Como Rita foi minha orientadora de mestrado e doutorado, há algum tempo eu ouvia falar do livro que ela estava preparando, um apanhado de 30 anos de produção intelectual. Havia grande expectativa dos orientandos e alunos. E agora o livro saiu. Na verdade, o lançamento foi em novembro do ano passado, na Feira do Livro de Porto Alegre, mas nunca é tarde para descobrir um grande livro. Claro que Rita tem uma extensa lista de artigos publicados em periódicos e volumes organizados, mas um livro assim, só dela, esse é o primeiro. Chama-se Descentramentos/Convergências – Ensaios de Crítica Feminista (Editora da UFRGS, 448 páginas, R$ 40).
Quem imagina a literatura e a cultura como um campo progressista talvez se surpreenda com os relatos sobre a resistência do meio acadêmico brasileiro, nos anos 1980, frente à emergência do feminismo, com suas demandas pela reinterpretação da literatura e pela redescoberta de escritoras apagadas pela história. Os críticos tradicionais costumavam atribuir à escrita feminina estereótipos como “intuição”, “emoção” e “sensibilidade”. Rita e as críticas feministas, pelo contrário, desvelam poéticas complexas, multifacetadas e repletas de potência crítica e política. Essa ideia de um esforço coletivo da crítica feminista é cara a ela, como explica na introdução do volume. Trata-se, de fato, de um movimento.

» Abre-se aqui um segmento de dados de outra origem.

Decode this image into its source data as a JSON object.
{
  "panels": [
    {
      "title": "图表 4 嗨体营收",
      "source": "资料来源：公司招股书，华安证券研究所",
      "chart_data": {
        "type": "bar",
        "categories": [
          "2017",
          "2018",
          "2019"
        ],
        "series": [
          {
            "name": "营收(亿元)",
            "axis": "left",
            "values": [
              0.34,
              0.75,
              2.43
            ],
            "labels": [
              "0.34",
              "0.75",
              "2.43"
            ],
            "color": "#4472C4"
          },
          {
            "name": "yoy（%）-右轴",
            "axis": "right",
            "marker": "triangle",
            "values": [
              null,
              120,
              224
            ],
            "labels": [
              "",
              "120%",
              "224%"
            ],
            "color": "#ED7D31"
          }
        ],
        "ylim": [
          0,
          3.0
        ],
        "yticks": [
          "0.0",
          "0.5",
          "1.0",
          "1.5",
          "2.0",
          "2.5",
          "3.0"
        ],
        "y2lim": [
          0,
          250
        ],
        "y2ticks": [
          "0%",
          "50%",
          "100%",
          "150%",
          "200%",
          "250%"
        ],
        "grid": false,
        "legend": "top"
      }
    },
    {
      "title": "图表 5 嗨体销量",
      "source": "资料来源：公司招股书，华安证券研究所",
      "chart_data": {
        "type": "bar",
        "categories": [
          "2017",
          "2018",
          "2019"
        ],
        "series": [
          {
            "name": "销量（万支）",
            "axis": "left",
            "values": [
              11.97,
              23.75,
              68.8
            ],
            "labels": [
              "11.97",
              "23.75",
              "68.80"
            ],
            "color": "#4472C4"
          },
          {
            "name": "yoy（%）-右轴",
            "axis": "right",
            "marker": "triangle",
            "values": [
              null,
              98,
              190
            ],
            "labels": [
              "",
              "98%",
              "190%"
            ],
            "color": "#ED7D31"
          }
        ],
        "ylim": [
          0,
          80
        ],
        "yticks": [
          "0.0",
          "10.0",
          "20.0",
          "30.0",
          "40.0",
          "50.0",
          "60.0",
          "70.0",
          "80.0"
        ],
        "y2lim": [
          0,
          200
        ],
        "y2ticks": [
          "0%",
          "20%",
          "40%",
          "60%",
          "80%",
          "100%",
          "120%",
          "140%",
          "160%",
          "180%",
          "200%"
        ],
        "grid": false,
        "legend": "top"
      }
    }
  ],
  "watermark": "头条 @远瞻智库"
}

Entre os autores abordados no livro, estão Machado de Assis, Clarice Lispector, James Joyce e Virginia Woolf. São artigos fundamentais para entender o que aconteceu com a cultura nas últimas décadas e, principalmente, para conhecer o itinerário do pensamento feminista, suas batalhas e conquistas. Em um tempo de simplificação da linguagem nas redes sociais e nos memes, Rita nos lembra que ideias sofisticadas exigem uma escrita idem.